Their stores had all to
be purchased at the nearest village, which was distant some seven miles,
and Mr. Ainslie often found it very difficult to make his way through
the deep snows which blocked up the roads, and to endure the biting
frost and piercing winds on his journeys to and from the village. In
after years when they had learned to feel a deep interest in the growth
of the settlement, they often looked back with a smile to the
"home-sickness" which oppressed their hearts, while struggling with the
first hardships of life in the bush. Mr. Ainslie and his family,
notwithstanding their many privations, enjoyed uninterrupted health
through the winter, and before the arrival of spring they already felt a
growing interest in their new home. Mrs.
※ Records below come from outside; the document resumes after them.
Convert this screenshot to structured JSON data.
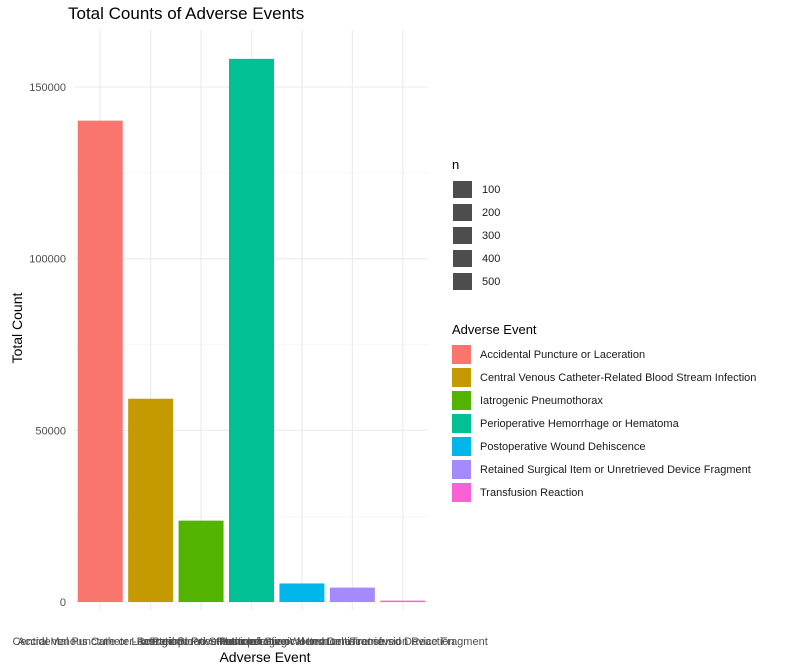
{
  "chart_data": {
    "type": "bar",
    "title": "Total Counts of Adverse Events",
    "xlabel": "Adverse Event",
    "ylabel": "Total Count",
    "ylim": [
      0,
      165000
    ],
    "yticks": [
      0,
      50000,
      100000,
      150000
    ],
    "ytick_labels": [
      "0",
      "50000",
      "100000",
      "150000"
    ],
    "grid": true,
    "categories": [
      "Accidental Puncture or Laceration",
      "Central Venous Catheter-Related Blood Stream Infection",
      "Iatrogenic Pneumothorax",
      "Perioperative Hemorrhage or Hematoma",
      "Postoperative Wound Dehiscence",
      "Retained Surgical Item or Unretrieved Device Fragment",
      "Transfusion Reaction"
    ],
    "values": [
      140200,
      59200,
      23700,
      158200,
      5400,
      4200,
      400
    ],
    "colors": [
      "#F8766D",
      "#C49A00",
      "#53B400",
      "#00C094",
      "#00B6EB",
      "#A58AFF",
      "#FB61D7"
    ],
    "legend_placement": "right"
  },
  "legend_n": {
    "title": "n",
    "items": [
      "100",
      "200",
      "300",
      "400",
      "500"
    ],
    "swatch_color": "#4d4d4d"
  },
  "legend_event": {
    "title": "Adverse Event"
  }
}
Ainslie regarded the labours of
the workmen with much attention during the winter, while they felled the
trees which had covered nearly ten acres of their farm. As each tree
fell to the ground it opened a wider space in the forest and afforded a
broader view of the blue sky. A stream of water, which in many places
would have been termed a river, but which there only bore the name of
Hazel-Brook, flowed near their dwelling, and as the spring advanced, the
belt of forest which concealed it from view having been felled, she
gained a view of its sparkling waters when the warm showers and genial
rays of the sun loosened them from their icy fetters; and she often
afterwards remarked that the view of those clear waters was the first
thing which tended to reconcile her to a home in the forest.